NBC, the network airing the games in primetime, realizes this and gives us what we really want – the athletes’ stories. Intermixed among the events themselves, NBC reporters narrate the lives of select Olympians, giving us a reason to cheer harder when we see them on the starting block ready to anchor their relay team to victory by slimmer margins than the blink of an eye or feel their agony as they are shut out by razor-thin margins, as American gymnast Jordyn Wieber was just days ago in her quest to be named the world’s best all-around gymnast.
The life experiences that made them the athletes we see on the diving platforms or the sandy beach volleyball courts are more important than just a single performance every four years. We learn to care about the young swimmer whose grandfather was an Olympic level swimmer, who just before he was to compete in his own Olympic trials became sick and was never able to realize his dream. That same swimmer’s father, also a swimmer, e-mailed his son and told him he could fulfill his grandfather’s legacy.
Television drama can’t top these stories.
Or what about the Olympic gymnast who moved away from home at an early age, so she could be coached by the best in her sport, leaving behind her family, who struggled financially to support her dream?
Like Olympians, we are more than the jobs we hold and the weather we experience, yet who would deny those are the first two questions we typically ask the people we find ourselves seated beside at a wedding or our kids’ sports functions?
We all have stories. Like the AMC network, whose slogan “Story Matters Here” encourages us to really understand that a movie is more than what can be blown up in the shortest amount of time, life, like television, movies or the Olympics, is about the person behind it.
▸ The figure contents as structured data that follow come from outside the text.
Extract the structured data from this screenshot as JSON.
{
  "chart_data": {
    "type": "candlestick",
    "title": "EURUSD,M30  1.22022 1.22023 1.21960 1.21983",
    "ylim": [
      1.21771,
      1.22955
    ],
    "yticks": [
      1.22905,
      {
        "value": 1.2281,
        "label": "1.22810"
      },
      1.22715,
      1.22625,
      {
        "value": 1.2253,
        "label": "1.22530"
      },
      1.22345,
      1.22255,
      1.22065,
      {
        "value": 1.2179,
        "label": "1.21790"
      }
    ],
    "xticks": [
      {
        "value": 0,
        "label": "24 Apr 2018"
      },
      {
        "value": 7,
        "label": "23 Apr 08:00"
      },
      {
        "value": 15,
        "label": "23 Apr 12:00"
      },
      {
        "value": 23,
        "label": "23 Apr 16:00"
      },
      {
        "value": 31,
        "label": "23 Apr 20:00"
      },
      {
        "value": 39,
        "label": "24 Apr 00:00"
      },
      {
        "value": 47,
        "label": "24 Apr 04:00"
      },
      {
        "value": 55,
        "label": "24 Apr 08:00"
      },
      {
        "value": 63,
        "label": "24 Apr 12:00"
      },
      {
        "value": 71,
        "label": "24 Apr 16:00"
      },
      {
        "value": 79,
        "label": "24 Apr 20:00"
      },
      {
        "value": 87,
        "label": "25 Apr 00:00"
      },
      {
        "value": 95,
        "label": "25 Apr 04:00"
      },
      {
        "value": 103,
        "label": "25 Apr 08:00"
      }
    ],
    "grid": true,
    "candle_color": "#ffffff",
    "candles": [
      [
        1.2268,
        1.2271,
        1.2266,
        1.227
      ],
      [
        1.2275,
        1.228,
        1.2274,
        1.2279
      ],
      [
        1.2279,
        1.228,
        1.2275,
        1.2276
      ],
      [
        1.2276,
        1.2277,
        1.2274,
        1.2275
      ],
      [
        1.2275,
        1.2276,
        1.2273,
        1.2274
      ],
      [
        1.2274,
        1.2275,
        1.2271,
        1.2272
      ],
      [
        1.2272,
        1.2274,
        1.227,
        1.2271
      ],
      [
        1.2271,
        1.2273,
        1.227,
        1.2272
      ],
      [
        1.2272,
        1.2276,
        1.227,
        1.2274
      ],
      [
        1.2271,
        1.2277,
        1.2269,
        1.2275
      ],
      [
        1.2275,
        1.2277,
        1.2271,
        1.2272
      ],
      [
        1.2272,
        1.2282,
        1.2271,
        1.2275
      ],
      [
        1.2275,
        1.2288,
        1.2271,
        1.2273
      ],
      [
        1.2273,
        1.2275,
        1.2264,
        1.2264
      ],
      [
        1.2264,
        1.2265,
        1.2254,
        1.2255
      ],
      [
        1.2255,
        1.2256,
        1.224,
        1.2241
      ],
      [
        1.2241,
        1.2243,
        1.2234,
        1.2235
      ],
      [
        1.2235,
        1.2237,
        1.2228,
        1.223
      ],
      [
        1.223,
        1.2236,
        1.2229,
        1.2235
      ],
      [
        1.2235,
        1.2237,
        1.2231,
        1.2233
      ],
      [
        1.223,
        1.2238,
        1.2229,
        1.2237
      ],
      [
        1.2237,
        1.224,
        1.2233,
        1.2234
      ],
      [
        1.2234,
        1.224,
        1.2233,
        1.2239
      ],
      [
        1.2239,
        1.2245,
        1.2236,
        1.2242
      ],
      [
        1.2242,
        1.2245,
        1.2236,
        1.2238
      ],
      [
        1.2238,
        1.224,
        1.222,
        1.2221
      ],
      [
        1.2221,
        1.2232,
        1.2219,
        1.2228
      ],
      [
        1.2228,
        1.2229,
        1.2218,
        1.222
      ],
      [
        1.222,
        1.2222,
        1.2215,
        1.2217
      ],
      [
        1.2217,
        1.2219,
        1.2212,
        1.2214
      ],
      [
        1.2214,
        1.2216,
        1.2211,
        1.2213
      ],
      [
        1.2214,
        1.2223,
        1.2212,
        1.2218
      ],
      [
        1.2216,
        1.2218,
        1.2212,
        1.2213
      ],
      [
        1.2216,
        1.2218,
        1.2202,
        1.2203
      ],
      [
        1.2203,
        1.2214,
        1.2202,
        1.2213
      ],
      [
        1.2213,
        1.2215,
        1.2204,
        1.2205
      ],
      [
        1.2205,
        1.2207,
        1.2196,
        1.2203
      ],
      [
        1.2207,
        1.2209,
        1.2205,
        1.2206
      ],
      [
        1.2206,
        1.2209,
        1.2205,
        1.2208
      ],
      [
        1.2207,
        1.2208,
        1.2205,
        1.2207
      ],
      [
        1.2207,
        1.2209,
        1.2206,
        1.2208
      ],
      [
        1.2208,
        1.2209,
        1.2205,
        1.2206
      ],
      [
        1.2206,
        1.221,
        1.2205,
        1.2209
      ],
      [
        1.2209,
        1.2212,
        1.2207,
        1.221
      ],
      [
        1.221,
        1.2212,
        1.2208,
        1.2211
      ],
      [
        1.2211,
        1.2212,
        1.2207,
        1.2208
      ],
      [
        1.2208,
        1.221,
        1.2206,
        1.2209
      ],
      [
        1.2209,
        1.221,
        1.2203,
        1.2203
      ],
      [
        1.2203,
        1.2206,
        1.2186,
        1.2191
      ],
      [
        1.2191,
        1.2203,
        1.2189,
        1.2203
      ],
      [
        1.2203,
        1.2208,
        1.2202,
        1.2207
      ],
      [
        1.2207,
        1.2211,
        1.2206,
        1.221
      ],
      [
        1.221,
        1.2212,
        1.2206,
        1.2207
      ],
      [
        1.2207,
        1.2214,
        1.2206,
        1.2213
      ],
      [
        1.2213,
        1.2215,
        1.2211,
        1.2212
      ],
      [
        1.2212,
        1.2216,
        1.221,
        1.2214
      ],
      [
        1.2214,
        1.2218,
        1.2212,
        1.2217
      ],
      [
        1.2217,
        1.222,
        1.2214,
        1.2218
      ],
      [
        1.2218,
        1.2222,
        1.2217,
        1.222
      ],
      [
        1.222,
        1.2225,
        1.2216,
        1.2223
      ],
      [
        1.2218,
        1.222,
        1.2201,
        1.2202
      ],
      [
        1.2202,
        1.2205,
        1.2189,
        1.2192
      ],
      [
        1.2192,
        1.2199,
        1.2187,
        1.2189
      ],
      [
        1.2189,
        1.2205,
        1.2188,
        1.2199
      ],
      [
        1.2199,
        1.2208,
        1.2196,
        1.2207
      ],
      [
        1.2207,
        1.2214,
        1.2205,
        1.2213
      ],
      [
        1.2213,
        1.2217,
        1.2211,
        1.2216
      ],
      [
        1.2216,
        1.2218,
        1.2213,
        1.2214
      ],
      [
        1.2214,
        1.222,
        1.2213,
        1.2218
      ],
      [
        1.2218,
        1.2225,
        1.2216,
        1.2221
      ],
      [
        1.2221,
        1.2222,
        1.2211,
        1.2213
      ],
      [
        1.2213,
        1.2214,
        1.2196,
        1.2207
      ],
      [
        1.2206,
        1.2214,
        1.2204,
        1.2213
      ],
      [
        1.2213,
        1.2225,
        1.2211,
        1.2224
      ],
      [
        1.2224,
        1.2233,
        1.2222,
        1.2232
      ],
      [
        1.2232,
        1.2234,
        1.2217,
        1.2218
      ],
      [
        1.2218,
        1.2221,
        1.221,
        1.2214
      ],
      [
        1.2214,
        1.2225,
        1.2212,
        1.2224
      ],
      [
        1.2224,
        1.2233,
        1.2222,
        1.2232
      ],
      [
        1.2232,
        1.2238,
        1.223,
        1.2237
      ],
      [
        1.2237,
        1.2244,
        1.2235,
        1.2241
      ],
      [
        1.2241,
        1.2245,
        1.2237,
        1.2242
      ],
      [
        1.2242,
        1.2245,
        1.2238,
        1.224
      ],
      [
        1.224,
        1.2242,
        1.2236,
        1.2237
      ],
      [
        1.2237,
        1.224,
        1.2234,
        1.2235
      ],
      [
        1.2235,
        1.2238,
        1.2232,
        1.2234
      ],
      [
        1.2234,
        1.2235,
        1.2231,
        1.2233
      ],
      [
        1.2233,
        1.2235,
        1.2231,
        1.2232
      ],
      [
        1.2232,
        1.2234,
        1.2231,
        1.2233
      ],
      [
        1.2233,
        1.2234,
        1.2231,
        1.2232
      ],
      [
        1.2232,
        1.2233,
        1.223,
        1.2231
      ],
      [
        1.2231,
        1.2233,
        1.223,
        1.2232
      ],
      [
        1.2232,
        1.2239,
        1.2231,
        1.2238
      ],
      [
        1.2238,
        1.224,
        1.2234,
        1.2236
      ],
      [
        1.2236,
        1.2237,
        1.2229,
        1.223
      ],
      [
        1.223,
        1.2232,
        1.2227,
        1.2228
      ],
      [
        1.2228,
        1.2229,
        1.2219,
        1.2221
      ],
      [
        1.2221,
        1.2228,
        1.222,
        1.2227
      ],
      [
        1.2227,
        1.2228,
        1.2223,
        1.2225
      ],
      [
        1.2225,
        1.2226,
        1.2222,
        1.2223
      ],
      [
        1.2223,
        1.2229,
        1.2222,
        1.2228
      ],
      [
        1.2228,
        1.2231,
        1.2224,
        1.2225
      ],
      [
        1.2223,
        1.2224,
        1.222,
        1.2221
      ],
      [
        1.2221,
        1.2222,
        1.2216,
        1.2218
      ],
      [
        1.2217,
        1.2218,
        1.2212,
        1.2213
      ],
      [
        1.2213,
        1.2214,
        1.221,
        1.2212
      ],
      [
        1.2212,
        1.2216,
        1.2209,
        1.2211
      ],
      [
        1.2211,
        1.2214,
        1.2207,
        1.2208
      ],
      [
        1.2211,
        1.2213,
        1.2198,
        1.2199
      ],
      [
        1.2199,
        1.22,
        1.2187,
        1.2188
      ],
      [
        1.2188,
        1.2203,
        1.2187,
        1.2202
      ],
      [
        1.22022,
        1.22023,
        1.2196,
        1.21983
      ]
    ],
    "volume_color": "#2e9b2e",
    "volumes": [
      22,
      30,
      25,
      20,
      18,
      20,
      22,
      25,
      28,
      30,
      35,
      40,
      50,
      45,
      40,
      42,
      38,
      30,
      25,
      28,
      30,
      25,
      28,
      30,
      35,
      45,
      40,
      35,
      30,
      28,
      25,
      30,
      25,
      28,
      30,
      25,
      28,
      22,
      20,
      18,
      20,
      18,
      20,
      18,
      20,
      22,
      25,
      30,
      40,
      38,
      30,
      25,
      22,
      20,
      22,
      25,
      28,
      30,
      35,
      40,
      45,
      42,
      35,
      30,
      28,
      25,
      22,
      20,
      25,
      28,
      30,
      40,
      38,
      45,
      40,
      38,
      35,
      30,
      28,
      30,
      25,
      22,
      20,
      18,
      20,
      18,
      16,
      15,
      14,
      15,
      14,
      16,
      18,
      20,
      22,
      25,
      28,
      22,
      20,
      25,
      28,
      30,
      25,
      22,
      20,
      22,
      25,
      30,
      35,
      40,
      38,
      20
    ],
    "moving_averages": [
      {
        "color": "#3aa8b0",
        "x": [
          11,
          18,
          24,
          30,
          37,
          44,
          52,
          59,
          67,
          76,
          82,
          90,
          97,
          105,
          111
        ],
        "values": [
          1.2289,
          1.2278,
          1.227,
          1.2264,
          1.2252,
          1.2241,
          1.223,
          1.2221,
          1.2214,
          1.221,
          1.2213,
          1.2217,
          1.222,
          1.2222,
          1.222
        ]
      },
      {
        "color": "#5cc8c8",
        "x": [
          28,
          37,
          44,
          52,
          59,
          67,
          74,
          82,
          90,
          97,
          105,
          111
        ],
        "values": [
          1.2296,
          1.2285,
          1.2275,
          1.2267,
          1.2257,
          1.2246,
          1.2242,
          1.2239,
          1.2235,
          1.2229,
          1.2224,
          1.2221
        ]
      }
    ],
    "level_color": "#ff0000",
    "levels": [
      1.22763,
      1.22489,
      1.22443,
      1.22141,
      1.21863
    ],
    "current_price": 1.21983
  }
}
A story is a character who wants something and overcomes conflict to get it.
To find out a person’s story, you have to find out what they want or have wanted in life, what they endured to get it, what celebrations they have experienced and, sometimes, the deepest despair they have overcome.
We all have stories. They make us who we are. Change us. Make us better or worse.
Everyone has a story. And what people really want is to be listened to, respected, and understood.
So the next time you find yourself asking, “What do you do?” why not instead ask, “What’s the most important thing to you?” or “What have you overcome to get where you are today?”, “What makes you happy?”, or “What do you hope for - for yourself and your family?”
The answers to these questions are so much more interesting than, “It sure is hot today isn’t it?”
You’ll be amazed that most people don’t really care about money or prestige. They care about love, about weddings and funerals, about children, about dignity, and integrity.